Section 14-2-16
Bonds - Sale.
THIS SECTION WAS AMENDED BY ACT 2021-546 IN THE 2021 1ST SPECIAL SESSION, EFFECTIVE OCTOBER 1, 2021. THIS IS NOT IN THE CURRENT CODE SUPPLEMENT.
Bonds of the authority may be sold at such price or prices and at such time or times as the authority may consider advantageous, at public sale, private sale, or via negotiation. Bonds of the authority sold by competitive bid must be sold, whether on sealed bids or at public auction, to the bidder whose bid reflects the lowest true interest cost to the authority for the bonds being sold; provided, that if no bid acceptable to the authority is received, it may reject all bids. The authority may fix the terms and conditions under which such sale may be held; provided, that such terms and conditions shall not conflict with any of the requirements of this chapter.
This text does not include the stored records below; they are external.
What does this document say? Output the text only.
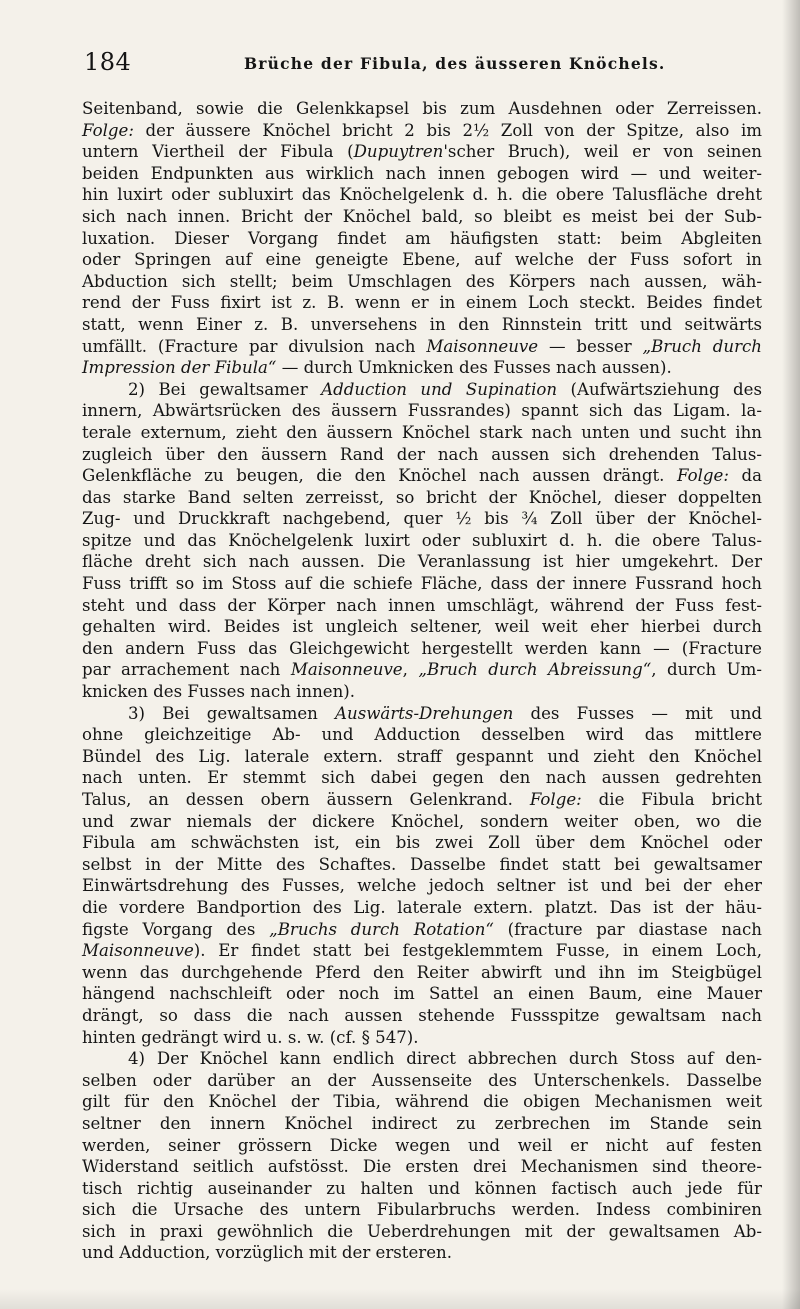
184	Brüche der Fibula, des äusseren Knöchels.
Seitenband, sowie die Gelenkkapsel bis zum Ausdehnen oder Zerreissen.
Folge: der äussere Knöchel bricht 2 bis 2½ Zoll von der Spitze, also im
untern Viertheil der Fibula (Dupuytren'scher Bruch), weil er von seinen
beiden Endpunkten aus wirklich nach innen gebogen wird — und weiter-
hin luxirt oder subluxirt das Knöchelgelenk d. h. die obere Talusfläche dreht
sich nach innen. Bricht der Knöchel bald, so bleibt es meist bei der Sub-
luxation. Dieser Vorgang findet am häufigsten statt: beim Abgleiten
oder Springen auf eine geneigte Ebene, auf welche der Fuss sofort in
Abduction sich stellt; beim Umschlagen des Körpers nach aussen, wäh-
rend der Fuss fixirt ist z. B. wenn er in einem Loch steckt. Beides findet
statt, wenn Einer z. B. unversehens in den Rinnstein tritt und seitwärts
umfällt. (Fracture par divulsion nach Maisonneuve — besser „Bruch durch
Impression der Fibula“ — durch Umknicken des Fusses nach aussen).
2) Bei gewaltsamer Adduction und Supination (Aufwärtsziehung des
innern, Abwärtsrücken des äussern Fussrandes) spannt sich das Ligam. la-
terale externum, zieht den äussern Knöchel stark nach unten und sucht ihn
zugleich über den äussern Rand der nach aussen sich drehenden Talus-
Gelenkfläche zu beugen, die den Knöchel nach aussen drängt. Folge: da
das starke Band selten zerreisst, so bricht der Knöchel, dieser doppelten
Zug- und Druckkraft nachgebend, quer ½ bis ¾ Zoll über der Knöchel-
spitze und das Knöchelgelenk luxirt oder subluxirt d. h. die obere Talus-
fläche dreht sich nach aussen. Die Veranlassung ist hier umgekehrt. Der
Fuss trifft so im Stoss auf die schiefe Fläche, dass der innere Fussrand hoch
steht und dass der Körper nach innen umschlägt, während der Fuss fest-
gehalten wird. Beides ist ungleich seltener, weil weit eher hierbei durch
den andern Fuss das Gleichgewicht hergestellt werden kann — (Fracture
par arrachement nach Maisonneuve, „Bruch durch Abreissung“, durch Um-
knicken des Fusses nach innen).
3) Bei gewaltsamen Auswärts-Drehungen des Fusses — mit und
ohne gleichzeitige Ab- und Adduction desselben wird das mittlere
Bündel des Lig. laterale extern. straff gespannt und zieht den Knöchel
nach unten. Er stemmt sich dabei gegen den nach aussen gedrehten
Talus, an dessen obern äussern Gelenkrand. Folge: die Fibula bricht
und zwar niemals der dickere Knöchel, sondern weiter oben, wo die
Fibula am schwächsten ist, ein bis zwei Zoll über dem Knöchel oder
selbst in der Mitte des Schaftes. Dasselbe findet statt bei gewaltsamer
Einwärtsdrehung des Fusses, welche jedoch seltner ist und bei der eher
die vordere Bandportion des Lig. laterale extern. platzt. Das ist der häu-
figste Vorgang des „Bruchs durch Rotation“ (fracture par diastase nach
Maisonneuve). Er findet statt bei festgeklemmtem Fusse, in einem Loch,
wenn das durchgehende Pferd den Reiter abwirft und ihn im Steigbügel
hängend nachschleift oder noch im Sattel an einen Baum, eine Mauer
drängt, so dass die nach aussen stehende Fussspitze gewaltsam nach
hinten gedrängt wird u. s. w. (cf. § 547).
4) Der Knöchel kann endlich direct abbrechen durch Stoss auf den-
selben oder darüber an der Aussenseite des Unterschenkels. Dasselbe
gilt für den Knöchel der Tibia, während die obigen Mechanismen weit
seltner den innern Knöchel indirect zu zerbrechen im Stande sein
werden, seiner grössern Dicke wegen und weil er nicht auf festen
Widerstand seitlich aufstösst. Die ersten drei Mechanismen sind theore-
tisch richtig auseinander zu halten und können factisch auch jede für
sich die Ursache des untern Fibularbruchs werden. Indess combiniren
sich in praxi gewöhnlich die Ueberdrehungen mit der gewaltsamen Ab-
und Adduction, vorzüglich mit der ersteren.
The authority may pay out of the proceeds of the sale of its bonds all expenses, including capitalized interest during a period not to exceed three years from the date of issuance of such bonds, publication and printing charges, attorneys' fees, and other expenses that the authority may deem necessary and advantageous in connection with the authorization, advertisement, sale, execution, and issuance of such bonds. Except as otherwise provided in paragraphs (c)(2)b. and c. of Section 14-2-12, neither a public hearing nor consent of the State Department of Finance or any other department or agency of the state shall be a prerequisite to the issuance or sale of bonds by the authority.
(Acts 1965, No. 678, p. 1226, §14; Acts 1985, 1st Ex. Sess., No. 85-125, p. 187, §8; Acts 1986, No. 86-281, p. 407, §1; Acts 1992, No. 92-587, p. 1209, §3; Act 2021-546, §2.)